You are viewing a plain text version of this content. The canonical link for it is here.
Posted to user@hbase.apache.org by oc tsdb <oc...@gmail.com> on 2014/01/17 13:46:03 UTC

How to remove duplicate data in HBase?

Hi all,

 We want to know if there is any option to remove duplicate data in Hbase
based on column family dynamically?

Thanks,
OC

Re: How to remove duplicate data in HBase?

Posted by Michael Segel <mi...@hotmail.com>.
First, you should define what you mean when you say duplicate data.

Depending on your definition… it may already be handled. 

On Jan 17, 2014, at 7:39 AM, Ted Yu <yu...@gmail.com> wrote:

> Can you tell us where the duplicate data resides - between column families or between columns in a single column family ?
> 
> Cheers
> 
> On Jan 17, 2014, at 4:46 AM, oc tsdb <oc...@gmail.com> wrote:
> 
>> Hi all,
>> 
>> We want to know if there is any option to remove duplicate data in Hbase
>> based on column family dynamically?
>> 
>> Thanks,
>> OC
> 


Re: How to remove duplicate data in HBase?

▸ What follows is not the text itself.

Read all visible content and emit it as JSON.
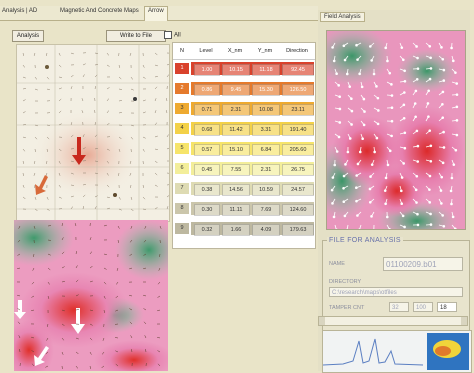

Posted by Ted Yu <yu...@gmail.com>.
Can you tell us where the duplicate data resides - between column families or between columns in a single column family ?

Cheers

On Jan 17, 2014, at 4:46 AM, oc tsdb <oc...@gmail.com> wrote:

> Hi all,
> 
> We want to know if there is any option to remove duplicate data in Hbase
> based on column family dynamically?
> 
> Thanks,
> OC